Some additional text from the paper:

The substantial increase in rates of GIS mass loss in the past two decades is exceptional in the context of estimates of mass loss in the historic interval5,8,9,35. If the rates of mass loss observed over the past two decades were to remain constant for the rest of the twenty-first century, the total rate of mass loss over the twenty-first-century would be around 6,100 Gt per century for WSW Greenland5. This value is within the low end of our simulated range of mass-loss rates during the early Holocene. However, 6,100 Gt per century may vastly underestimate the rate of mass loss for the twenty-first century, because climate is projected to become increasingly unfavourable for maintaining even the current levels of GIS mass balance6. Our simulations of twenty-first-century WSW GIS mass loss, using an identical model and model set-up, address the limitation of extrapolating observed rates of mass loss and yield century-average mass-loss rates of 8,800–10,600 Gt per century for RCP2.6 scenarios and 14,000–35,900 Gt per century for RCP8.5 scenarios (Methods, Fig. 3).


As of 2018, the humanity was consuming 599.34 exajoules of primary energy per year. 81% of that energy came from dangerous fossil fuels, as opposed to 80% of 420.19 exajoules that were being consumed in the year 2000. Things are getting worse, not better.

Every year, quantities of carbon dioxide added to the atmosphere as dangerous fosssil fuel waste amounts to more than 35 billion metric tons. Land use changes, including those involved in providing so called "renewable energy" - for example the destruction of the Pantanal for ethanol farms - add about another ten billion tons.

To provide about 600 exajoules of primary energy each year, would require, assuming 190 MeV/fission, ignoring neutrinos, completely fissioning about 7.5 thousand tons of plutonium each year. The density of plutonium, in at least one allotrope, is about 19.9 g/ml, depending on the isotopic vector. The size of a cube containing 7.5 thousand tons of plutonium - which could never be assembled as such owing to criticality constraints - is less than 8 meters on a side.

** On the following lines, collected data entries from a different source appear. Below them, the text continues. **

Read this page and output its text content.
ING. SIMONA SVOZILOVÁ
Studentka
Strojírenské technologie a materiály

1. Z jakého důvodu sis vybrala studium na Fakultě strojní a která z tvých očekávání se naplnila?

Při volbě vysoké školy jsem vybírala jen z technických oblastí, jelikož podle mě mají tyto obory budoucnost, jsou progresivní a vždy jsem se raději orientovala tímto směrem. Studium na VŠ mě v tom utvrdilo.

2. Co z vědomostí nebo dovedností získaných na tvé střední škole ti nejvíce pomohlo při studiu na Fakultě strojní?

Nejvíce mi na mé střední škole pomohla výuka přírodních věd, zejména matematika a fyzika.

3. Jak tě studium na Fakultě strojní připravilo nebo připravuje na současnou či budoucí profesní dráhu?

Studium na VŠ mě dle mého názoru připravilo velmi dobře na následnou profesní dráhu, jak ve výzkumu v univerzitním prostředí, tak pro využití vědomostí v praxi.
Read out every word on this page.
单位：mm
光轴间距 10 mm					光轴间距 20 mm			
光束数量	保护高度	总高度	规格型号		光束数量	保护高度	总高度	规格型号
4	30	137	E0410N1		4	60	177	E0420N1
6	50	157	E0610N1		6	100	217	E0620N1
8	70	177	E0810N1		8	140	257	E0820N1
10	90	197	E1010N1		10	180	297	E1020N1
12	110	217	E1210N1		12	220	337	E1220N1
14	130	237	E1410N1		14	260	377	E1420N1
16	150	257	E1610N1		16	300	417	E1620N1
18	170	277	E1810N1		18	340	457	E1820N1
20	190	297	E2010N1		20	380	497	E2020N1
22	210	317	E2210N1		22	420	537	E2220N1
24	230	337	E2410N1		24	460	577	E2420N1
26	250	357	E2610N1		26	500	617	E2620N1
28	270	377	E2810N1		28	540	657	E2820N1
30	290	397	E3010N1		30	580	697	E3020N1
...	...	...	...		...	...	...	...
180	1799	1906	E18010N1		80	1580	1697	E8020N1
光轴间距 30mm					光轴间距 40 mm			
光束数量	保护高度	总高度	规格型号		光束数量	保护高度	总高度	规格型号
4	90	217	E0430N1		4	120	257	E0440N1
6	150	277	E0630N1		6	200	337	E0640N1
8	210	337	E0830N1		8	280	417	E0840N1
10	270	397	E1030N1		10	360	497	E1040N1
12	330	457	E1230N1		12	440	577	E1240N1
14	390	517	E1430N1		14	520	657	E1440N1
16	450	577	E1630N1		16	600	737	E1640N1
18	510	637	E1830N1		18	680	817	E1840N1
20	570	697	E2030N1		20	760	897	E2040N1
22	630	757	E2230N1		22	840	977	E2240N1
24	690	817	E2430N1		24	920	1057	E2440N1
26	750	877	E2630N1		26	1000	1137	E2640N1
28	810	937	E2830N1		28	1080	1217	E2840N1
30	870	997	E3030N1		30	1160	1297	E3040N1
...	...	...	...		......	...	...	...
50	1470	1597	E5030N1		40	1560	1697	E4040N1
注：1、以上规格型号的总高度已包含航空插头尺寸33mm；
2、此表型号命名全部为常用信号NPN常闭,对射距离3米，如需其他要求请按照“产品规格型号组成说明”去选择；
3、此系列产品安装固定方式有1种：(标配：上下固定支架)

I am often informed by people that "nobody knows what to do with (so called) 'nuclear waste.'" In saying this, it is very clear that these people have never in their wildest imagination ever considered what to do with hundreds of billions of tons of dangerous fossil fuel waste, which is choking the planet literally to death. Of course, their considerations are weak, because the best evidence is that these people can't be bothered to open a scientific paper or a science book on the subject of any kind of waste. Somehow people expect me to be impressed by rote statements reflecting, to my mind, a total lack of attention or at least a very lazy selective attention to statements from equally lazy and equally misinformed people, often journalists or "activists" of a type that have never passed a college level physical science course. Ignorance, we know, runs in circles, scientific and engineering ignorance as well as political ignorance.

I have been opening science books and reading scientific papers for the bulk of my adult life. A huge percentage of them are about waste and so called "waste." Perhaps, I'm the "nobody" about whom these people speak, since I know perfectly well what to do with so called "nuclear waste." It contains, I'm convinced, enough plutonium (as well as americium and neptunium) to save the Greenland Ice Sheet, and in fact, the world.

Tears in Rain.

I wish you a safe and pleasant weekend.